Poets Elizabeth Bradfield and Sherwin Bitsu discussed the ethics and responsibilities of exploration as part of the 9th Annual Symposium on Wildness, Wilderness and the Enviromental Imagination.


The work of Elizabeth Bradfield and Sherwin Bitsu  are both very similar, but also quite different.


 Bradfield and Bitsu are both poets writing about the blur between two worlds, but both have many different aspects to their writing.


Bradfield is the author of two works Interpretive Work and Approaching Ice.


The focus of Bradfield’s is centered on polar exploration. The history, the wonders and dangers, physical and mental, encountered while endeavoring to reach this inhospitable region are all part of Bradfield’s poetic writing.


Bitsu has a different aspect within his poetry.


Bitsu writes about the tensions between the worlds of nature and man and the blur between the two.

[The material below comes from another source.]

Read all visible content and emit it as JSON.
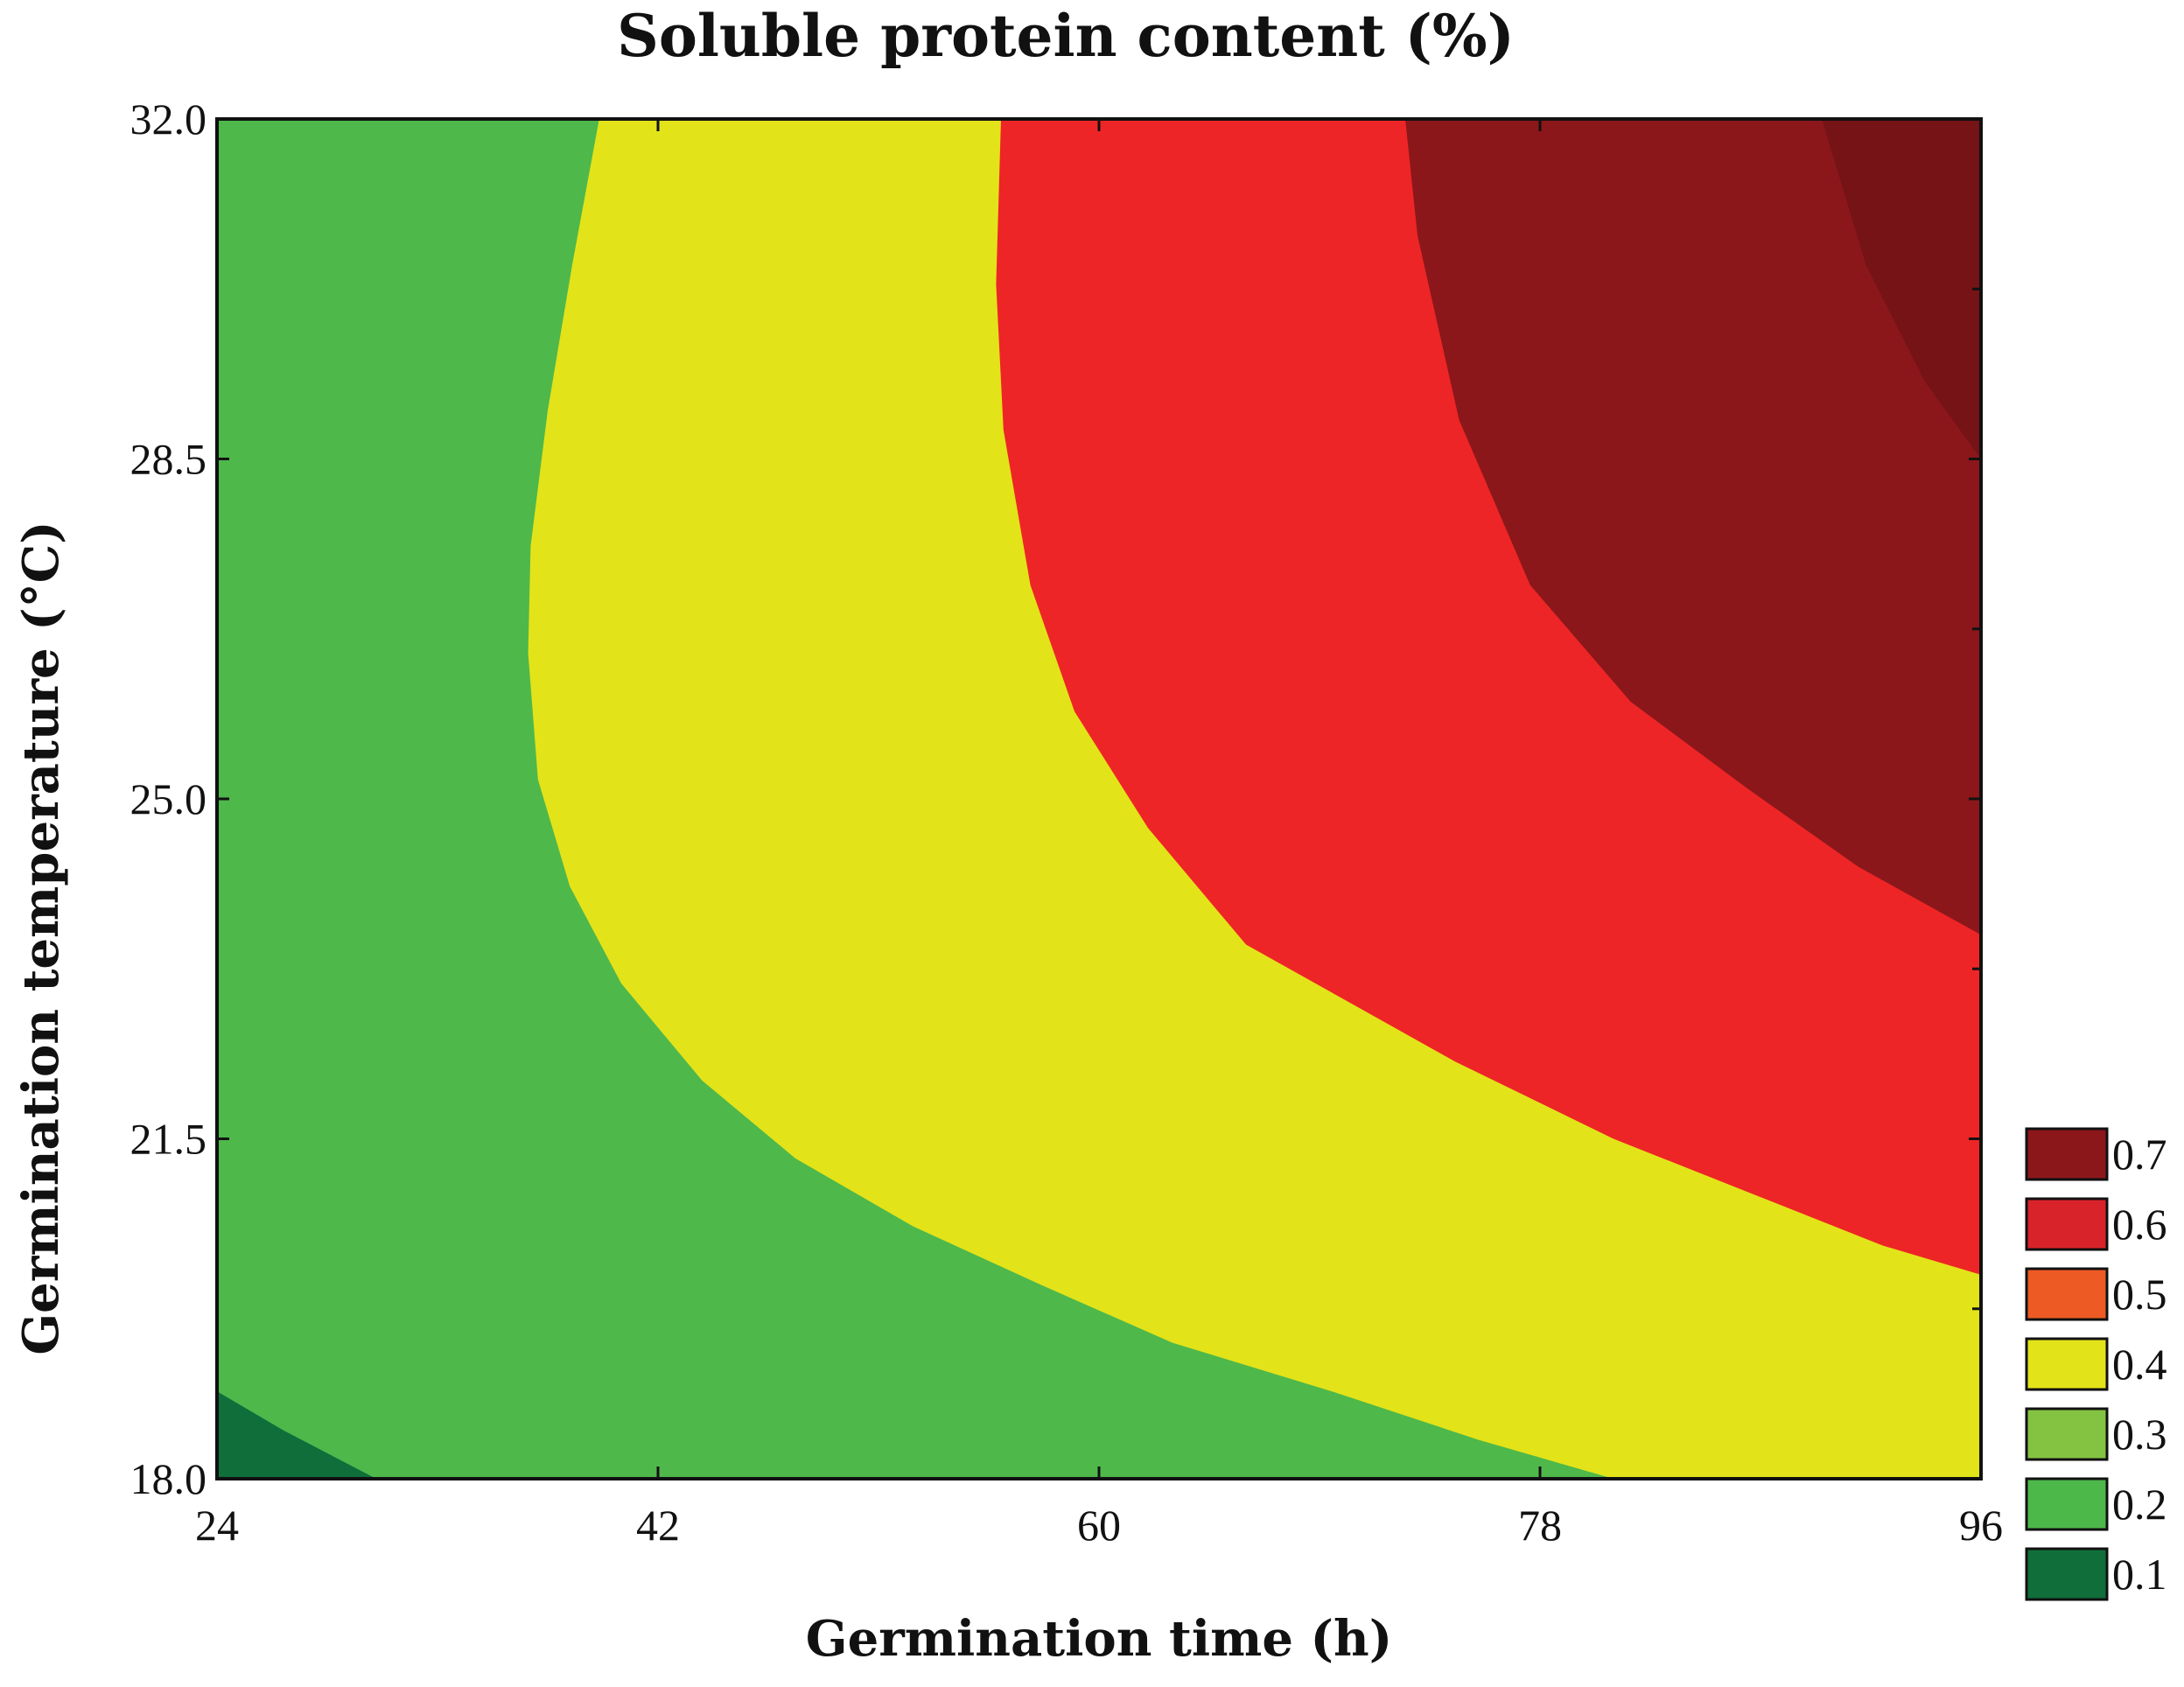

The challenges Native Americans face is also a big focus in Bitsu’s poetry, exploring his own heritage. 


Geetha Iyer, an MFA student at Iowa State University’s Creative Writing & Environment program, led the discussion between Bradfield and Bitsu.


Bitsu and Bradfield were asked a multitude of questions concerning their poetry and the nature they explore and write about.


“I’m really curious with unmapping,” Said Bitsu.


When Bitsu used“unmapping” he explained that he meant it in a way of taking away the names and maps of humans.


He went on to explain that he enjoyed looking at pictures as a whole, not just the perfect center.


Bradfield explained her poetry as, “Poetry engaged with the natural world.”


She explained that she was interested in the resistance the land has from humans.


Bitsu is fascinated by the desert, while Bradfield is enthralled by Antarctica and the Arctic.


Even though they see the beauty of nature in different ways, they are both engrossed in nature and poetry.